Is a B&W houndstooth four-in-hand considered "dressy" and "traditional" when it comes to morning dress? Thanks.
 

Salieri

One of the Regulars
Messages
107
Location
UK
Is a B&W houndstooth four-in-hand considered "dressy" and "traditional" when it comes to morning dress? Thanks.

It is. It's pretty much the go-to tie as a safe bet for morning dress really, especially if you're keeping to a greyscale theme.
 

Charlie Huang

Practically Family
Messages
612
Location
Birmingham, UK
Well, Sator is a tailoring enthusiast who started to deal with serious clothing only a few years ago. It would seem that he has relatively little to no background experience with formal clothes. I remember one of his older posts, from a few years ago, on AAAC about the idea of wearing a dinner jacket at the Opera, something he obviously had never done before.
It means that he probably wore a dinner jacket to somewhere for the first time in his 30s or so and if he does own a morning coat (he may as he is a tailor and could have made one) probably never wore it.
All this means that he had to get his experience and understanding of clothes from somewhere and this was books for him. This brings out his somewhat dogmatic views on some subjects (Stresemanns/Director jackets) and probably brought out his recent conversion to “lounge suit only”.
With nobody or almost nobody around him wearing anything more formal than a lounge suit (he lives in Australia after all) he more or less deleted from the realm of possible everything else.
This, of course, is a very narrow view of things but experience is what shapes us all.

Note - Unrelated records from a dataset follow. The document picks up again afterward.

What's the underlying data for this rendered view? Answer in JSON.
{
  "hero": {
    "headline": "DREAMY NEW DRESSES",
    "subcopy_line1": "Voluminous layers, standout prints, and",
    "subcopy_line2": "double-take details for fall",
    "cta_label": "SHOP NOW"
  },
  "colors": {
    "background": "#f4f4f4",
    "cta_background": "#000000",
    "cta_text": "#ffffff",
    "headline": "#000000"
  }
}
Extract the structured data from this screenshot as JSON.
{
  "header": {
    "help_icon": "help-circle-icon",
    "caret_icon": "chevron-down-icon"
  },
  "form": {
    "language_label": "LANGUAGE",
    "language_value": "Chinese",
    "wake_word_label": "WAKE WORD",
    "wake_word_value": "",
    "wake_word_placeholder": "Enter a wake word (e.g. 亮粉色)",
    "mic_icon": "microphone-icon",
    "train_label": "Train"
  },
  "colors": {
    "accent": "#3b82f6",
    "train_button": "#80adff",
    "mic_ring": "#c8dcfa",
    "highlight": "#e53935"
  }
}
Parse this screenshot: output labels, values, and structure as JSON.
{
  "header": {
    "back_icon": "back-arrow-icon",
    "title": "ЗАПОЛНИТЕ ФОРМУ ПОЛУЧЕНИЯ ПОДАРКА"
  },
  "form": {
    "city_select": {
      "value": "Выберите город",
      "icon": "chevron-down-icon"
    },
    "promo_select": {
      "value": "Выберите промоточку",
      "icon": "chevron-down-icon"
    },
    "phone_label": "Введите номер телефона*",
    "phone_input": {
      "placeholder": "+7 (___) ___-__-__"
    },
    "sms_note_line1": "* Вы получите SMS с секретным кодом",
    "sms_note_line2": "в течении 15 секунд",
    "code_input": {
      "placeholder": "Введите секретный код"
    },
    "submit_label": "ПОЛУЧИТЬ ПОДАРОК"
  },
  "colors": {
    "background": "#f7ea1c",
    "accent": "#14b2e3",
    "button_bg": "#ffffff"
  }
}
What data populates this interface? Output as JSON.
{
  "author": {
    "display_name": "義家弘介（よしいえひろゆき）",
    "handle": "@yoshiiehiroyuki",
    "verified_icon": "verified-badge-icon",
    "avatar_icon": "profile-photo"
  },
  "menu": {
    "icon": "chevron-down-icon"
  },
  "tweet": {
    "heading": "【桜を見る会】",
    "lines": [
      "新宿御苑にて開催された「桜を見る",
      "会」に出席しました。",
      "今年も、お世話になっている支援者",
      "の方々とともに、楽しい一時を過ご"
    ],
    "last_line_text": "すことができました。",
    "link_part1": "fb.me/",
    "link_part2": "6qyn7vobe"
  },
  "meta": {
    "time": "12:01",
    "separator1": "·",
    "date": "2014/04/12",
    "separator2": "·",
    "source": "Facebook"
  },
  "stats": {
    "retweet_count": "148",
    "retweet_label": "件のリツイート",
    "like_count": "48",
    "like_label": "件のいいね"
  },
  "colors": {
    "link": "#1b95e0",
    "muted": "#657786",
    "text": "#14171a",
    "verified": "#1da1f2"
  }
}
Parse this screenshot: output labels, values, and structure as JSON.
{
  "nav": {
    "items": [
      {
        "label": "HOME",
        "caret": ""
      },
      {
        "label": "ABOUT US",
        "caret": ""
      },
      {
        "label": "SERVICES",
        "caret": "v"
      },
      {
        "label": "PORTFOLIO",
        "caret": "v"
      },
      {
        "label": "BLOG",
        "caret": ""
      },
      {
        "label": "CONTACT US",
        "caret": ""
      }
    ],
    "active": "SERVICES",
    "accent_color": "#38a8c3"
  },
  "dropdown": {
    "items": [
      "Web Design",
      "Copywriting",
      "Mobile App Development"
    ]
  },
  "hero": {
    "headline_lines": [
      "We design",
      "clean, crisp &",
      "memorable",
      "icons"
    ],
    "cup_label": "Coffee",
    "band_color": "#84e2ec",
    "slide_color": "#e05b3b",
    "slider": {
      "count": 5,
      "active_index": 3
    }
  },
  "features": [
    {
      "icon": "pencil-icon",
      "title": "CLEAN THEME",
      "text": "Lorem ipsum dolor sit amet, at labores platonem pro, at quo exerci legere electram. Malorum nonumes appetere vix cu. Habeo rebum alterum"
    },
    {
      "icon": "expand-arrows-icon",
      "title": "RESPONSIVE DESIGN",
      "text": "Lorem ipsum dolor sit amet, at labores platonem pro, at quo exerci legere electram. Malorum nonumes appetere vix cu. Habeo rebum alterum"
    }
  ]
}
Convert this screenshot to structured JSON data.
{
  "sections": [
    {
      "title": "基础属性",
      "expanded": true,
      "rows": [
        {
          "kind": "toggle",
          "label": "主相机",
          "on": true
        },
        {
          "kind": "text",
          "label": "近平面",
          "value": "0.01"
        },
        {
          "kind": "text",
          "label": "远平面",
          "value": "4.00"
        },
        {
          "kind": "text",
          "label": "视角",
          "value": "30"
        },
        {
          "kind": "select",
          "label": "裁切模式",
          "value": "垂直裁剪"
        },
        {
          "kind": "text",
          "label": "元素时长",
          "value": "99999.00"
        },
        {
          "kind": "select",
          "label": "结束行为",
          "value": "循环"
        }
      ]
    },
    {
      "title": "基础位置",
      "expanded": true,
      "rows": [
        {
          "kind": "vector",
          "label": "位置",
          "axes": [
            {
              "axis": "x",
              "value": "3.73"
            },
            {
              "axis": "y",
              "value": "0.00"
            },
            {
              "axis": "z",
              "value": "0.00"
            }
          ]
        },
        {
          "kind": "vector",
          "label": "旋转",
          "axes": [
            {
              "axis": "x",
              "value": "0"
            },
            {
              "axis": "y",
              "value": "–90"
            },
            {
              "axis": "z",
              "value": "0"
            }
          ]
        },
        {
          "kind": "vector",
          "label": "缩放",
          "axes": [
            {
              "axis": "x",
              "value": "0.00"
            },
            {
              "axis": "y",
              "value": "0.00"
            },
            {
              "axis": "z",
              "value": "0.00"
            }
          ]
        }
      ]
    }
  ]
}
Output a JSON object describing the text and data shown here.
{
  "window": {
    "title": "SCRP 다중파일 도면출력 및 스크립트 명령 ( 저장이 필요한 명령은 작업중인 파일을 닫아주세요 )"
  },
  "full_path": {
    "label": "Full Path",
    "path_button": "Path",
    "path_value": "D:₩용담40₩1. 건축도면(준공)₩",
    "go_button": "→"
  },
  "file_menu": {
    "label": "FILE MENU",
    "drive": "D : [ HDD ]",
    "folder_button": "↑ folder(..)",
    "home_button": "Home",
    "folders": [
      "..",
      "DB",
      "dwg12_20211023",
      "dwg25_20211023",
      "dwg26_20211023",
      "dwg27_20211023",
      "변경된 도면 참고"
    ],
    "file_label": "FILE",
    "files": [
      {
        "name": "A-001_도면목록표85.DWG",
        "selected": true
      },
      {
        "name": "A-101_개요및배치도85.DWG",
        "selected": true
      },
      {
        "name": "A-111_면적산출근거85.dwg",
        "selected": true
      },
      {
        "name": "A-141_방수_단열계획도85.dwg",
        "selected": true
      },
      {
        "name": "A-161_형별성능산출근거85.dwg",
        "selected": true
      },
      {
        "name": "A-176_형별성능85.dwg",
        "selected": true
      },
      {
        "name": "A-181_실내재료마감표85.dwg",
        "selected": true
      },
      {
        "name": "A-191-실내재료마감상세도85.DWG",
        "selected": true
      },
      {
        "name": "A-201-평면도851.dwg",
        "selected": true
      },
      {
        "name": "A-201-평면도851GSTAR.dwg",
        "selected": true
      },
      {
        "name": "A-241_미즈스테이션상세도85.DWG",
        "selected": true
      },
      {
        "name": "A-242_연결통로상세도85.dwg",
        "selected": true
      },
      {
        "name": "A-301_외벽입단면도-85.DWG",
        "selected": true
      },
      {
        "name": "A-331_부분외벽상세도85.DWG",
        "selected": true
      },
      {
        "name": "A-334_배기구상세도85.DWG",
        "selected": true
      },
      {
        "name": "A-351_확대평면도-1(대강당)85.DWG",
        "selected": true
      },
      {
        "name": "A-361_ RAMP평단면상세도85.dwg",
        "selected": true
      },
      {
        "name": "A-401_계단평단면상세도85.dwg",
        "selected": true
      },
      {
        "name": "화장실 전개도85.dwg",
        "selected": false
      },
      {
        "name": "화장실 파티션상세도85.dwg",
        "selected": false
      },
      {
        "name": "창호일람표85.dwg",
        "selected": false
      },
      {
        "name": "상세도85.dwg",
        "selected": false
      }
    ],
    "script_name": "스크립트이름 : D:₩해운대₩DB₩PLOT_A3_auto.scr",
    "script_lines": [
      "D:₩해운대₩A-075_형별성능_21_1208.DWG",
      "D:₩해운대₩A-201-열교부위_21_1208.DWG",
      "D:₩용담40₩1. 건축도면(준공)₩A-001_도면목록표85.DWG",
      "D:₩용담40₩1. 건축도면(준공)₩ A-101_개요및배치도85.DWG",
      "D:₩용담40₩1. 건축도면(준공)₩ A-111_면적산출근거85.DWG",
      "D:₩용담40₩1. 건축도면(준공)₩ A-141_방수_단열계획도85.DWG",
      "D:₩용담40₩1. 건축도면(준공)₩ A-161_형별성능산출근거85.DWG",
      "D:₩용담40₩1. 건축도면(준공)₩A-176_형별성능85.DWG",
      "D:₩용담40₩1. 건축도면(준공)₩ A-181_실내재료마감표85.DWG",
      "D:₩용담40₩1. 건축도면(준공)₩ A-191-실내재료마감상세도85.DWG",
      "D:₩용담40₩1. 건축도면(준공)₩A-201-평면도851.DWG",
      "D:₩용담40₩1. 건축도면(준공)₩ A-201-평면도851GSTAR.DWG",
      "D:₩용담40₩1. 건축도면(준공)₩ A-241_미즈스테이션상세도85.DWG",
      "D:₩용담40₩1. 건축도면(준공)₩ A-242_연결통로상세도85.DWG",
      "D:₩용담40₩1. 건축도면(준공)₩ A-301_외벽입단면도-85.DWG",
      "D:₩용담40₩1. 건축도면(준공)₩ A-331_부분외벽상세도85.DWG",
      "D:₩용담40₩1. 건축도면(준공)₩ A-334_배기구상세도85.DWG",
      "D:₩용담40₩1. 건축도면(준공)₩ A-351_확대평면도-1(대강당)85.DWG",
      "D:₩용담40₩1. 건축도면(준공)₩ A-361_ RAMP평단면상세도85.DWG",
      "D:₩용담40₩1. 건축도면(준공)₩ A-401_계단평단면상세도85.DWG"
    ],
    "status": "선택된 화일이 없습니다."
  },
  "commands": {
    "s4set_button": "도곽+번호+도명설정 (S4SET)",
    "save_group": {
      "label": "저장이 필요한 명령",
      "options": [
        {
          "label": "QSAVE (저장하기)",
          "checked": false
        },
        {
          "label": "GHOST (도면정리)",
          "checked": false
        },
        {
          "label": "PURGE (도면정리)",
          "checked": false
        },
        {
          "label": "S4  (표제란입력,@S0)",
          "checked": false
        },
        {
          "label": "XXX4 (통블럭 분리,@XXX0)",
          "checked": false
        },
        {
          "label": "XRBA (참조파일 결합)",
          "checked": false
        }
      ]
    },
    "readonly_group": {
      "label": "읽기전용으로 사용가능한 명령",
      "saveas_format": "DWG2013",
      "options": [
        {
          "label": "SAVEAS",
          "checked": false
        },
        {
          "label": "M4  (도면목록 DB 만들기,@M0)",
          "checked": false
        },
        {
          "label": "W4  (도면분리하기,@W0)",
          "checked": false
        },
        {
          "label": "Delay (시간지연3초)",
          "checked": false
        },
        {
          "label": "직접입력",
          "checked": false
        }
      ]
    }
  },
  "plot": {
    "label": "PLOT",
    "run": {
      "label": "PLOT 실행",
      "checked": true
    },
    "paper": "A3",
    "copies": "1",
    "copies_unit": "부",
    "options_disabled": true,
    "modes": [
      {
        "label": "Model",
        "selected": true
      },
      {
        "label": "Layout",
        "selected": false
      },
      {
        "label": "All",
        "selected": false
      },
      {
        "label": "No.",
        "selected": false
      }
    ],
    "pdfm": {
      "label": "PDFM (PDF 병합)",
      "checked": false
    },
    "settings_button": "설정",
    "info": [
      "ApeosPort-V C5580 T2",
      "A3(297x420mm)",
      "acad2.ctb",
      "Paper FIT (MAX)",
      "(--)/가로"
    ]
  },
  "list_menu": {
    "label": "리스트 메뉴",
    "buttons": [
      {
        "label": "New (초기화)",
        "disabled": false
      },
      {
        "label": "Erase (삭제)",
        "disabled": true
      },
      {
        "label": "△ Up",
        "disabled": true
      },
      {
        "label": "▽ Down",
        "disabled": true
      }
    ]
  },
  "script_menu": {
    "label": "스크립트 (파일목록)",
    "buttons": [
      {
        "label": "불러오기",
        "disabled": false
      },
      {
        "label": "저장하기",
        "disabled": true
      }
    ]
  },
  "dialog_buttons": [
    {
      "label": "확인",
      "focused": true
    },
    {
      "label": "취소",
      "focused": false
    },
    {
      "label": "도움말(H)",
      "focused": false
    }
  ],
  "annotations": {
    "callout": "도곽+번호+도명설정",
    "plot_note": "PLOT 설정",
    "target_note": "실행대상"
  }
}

My experience is quite different and therefore I am rather happy to thank Sator for all the beautiful pictures and patterns he posted and for some of his older messages, but I am also quite happy to disagree completely with him on the subject of formal clothes.
Yours,

Phileas Fogg

P.S. I can agree with Sator's point that as he is paying for his forum he should be entitled to keep it serious and check its contents, but I do not agree with him about dress breeches being costume on par with some of the things in the pictures he posted.

P.P.S. Mr Huang you and your friends did very well on the day of the Royal Wedding.

TBH, in the past I was in an experimental phase and wore all sorts of non-sense combinations of formal dress. I was learning back then. I have since become very knowledgeable and have become increasingly conservative and traditional in formal dress after discovering the beauty in simplicity and well cut clothing and style.

The problem I have with Sator is his classification of what he thinks are in the realms of 'costume' which is so broad that you could also take lounge suits as costume as well since most in the world outside us sartorialists would consider it a 'work costume' and if given the chance would have ditched it long ago for the office and boardroom in favour of jeans and T-shirts...
 

Phileas Fogg

New in Town
Messages
30
Location
Saigon
Well, it is only normal to experiment. We have to learn somewhere and experience is a good teacher. Some experiments may not be our happiest moment but if we recognize a mistake or somewhat which is anyway better dropped it is not that bad.

We are both Europeans and I imagine we get to see our fair share of formal clothes, for me a suit is just business clothes (I wear one daily for work and have done so for many many years), with all the formality of business but not of a special event. In Australia things may be very different, even a lounge suit may be seen as extravagant.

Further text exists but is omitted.